Details and complexity
For divorcing couples, the myriad of details and complexity inherent in selling a home together can make a fraught relationship even worse. You may find yourself unable to agree on anything – from whether to give it a fresh coat of paint before it goes on the market to what offer to accept.
Your divorce attorney may know real estate agents who have helped past clients to navigate their home sales and keep the focus on getting the best deals or help you find local divorce real estate specialists. Professionals who have the Certified Real Estate Divorce Specialist designation have undergone training in handling all aspects of a home sale during divorce, including taxes and property division.
When they can, these professionals communicate separately with each spouse to streamline the sale process. However, for major issues and decisions, they may need to talk to them together.

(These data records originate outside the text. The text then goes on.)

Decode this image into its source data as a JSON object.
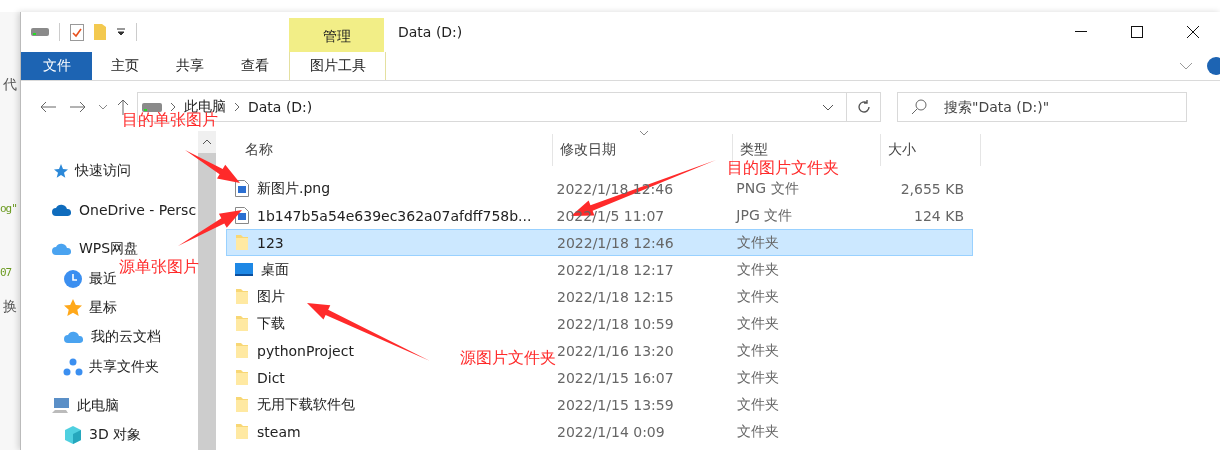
{
  "background_page": {
    "side_texts": [
      {
        "text": "代",
        "kind": "text"
      },
      {
        "text": "og\"",
        "kind": "code"
      },
      {
        "text": "07",
        "kind": "code"
      },
      {
        "text": "换",
        "kind": "text"
      }
    ]
  },
  "window": {
    "title": "Data (D:)"
  },
  "ribbon": {
    "contextual_header": "管理",
    "tabs": [
      {
        "label": "文件",
        "kind": "file"
      },
      {
        "label": "主页",
        "kind": "normal"
      },
      {
        "label": "共享",
        "kind": "normal"
      },
      {
        "label": "查看",
        "kind": "normal"
      },
      {
        "label": "图片工具",
        "kind": "contextual"
      }
    ]
  },
  "address_bar": {
    "breadcrumbs": [
      "此电脑",
      "Data (D:)"
    ]
  },
  "search": {
    "placeholder": "搜索\"Data (D:)\""
  },
  "navigation_pane": {
    "items": [
      {
        "label": "快速访问",
        "kind": "star"
      },
      {
        "label": "OneDrive - Persc",
        "kind": "onedrive"
      },
      {
        "label": "WPS网盘",
        "kind": "cloud",
        "children": [
          {
            "label": "最近",
            "kind": "clock"
          },
          {
            "label": "星标",
            "kind": "starfill"
          },
          {
            "label": "我的云文档",
            "kind": "cloud"
          },
          {
            "label": "共享文件夹",
            "kind": "share"
          }
        ]
      },
      {
        "label": "此电脑",
        "kind": "pc",
        "children": [
          {
            "label": "3D 对象",
            "kind": "cube"
          }
        ]
      }
    ]
  },
  "file_list": {
    "columns": [
      {
        "label": "名称",
        "sorted": false
      },
      {
        "label": "修改日期",
        "sorted": true
      },
      {
        "label": "类型",
        "sorted": false
      },
      {
        "label": "大小",
        "sorted": false
      }
    ],
    "rows": [
      {
        "name": "新图片.png",
        "date": "2022/1/18 12:46",
        "type": "PNG 文件",
        "size": "2,655 KB",
        "kind": "image",
        "selected": false
      },
      {
        "name": "1b147b5a54e639ec362a07afdff758b...",
        "date": "2022/1/5 11:07",
        "type": "JPG 文件",
        "size": "124 KB",
        "kind": "image",
        "selected": false
      },
      {
        "name": "123",
        "date": "2022/1/18 12:46",
        "type": "文件夹",
        "kind": "folder",
        "selected": true
      },
      {
        "name": "桌面",
        "date": "2022/1/18 12:17",
        "type": "文件夹",
        "kind": "desktop",
        "selected": false
      },
      {
        "name": "图片",
        "date": "2022/1/18 12:15",
        "type": "文件夹",
        "kind": "folder",
        "selected": false
      },
      {
        "name": "下载",
        "date": "2022/1/18 10:59",
        "type": "文件夹",
        "kind": "folder",
        "selected": false
      },
      {
        "name": "pythonProject",
        "date": "2022/1/16 13:20",
        "type": "文件夹",
        "kind": "folder",
        "selected": false
      },
      {
        "name": "Dict",
        "date": "2022/1/15 16:07",
        "type": "文件夹",
        "kind": "folder",
        "selected": false
      },
      {
        "name": "无用下载软件包",
        "date": "2022/1/15 13:59",
        "type": "文件夹",
        "kind": "folder",
        "selected": false
      },
      {
        "name": "steam",
        "date": "2022/1/14 0:09",
        "type": "文件夹",
        "kind": "folder",
        "selected": false
      }
    ]
  },
  "annotations": [
    {
      "text": "目的单张图片"
    },
    {
      "text": "源单张图片"
    },
    {
      "text": "目的图片文件夹"
    },
    {
      "text": "源图片文件夹"
    }
  ]
}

Cooperation leads to more positive outcomes
Real estate divorce specialists work for the benefit of both spouses. However, it is commonplace for one spouse to be more engaged and cooperative with the home sale. As one divorce specialist says, “Just remember that every argument and disagreement during the divorce is costing you money. A lot of times, only one spouse is giving me 100% effort and the other party is working against us. And if one spouse is fighting the home sale every step of the way, the divorce attorney may need to get a court order to move the home sale forward — which will cost you.”
Family law attorneys typically know some real estate divorce specialists in the area. If your attorney and your spouse’s attorney have both worked with one that they trust, that person may be a good choice to help you deal with what is likely your largest joint asset.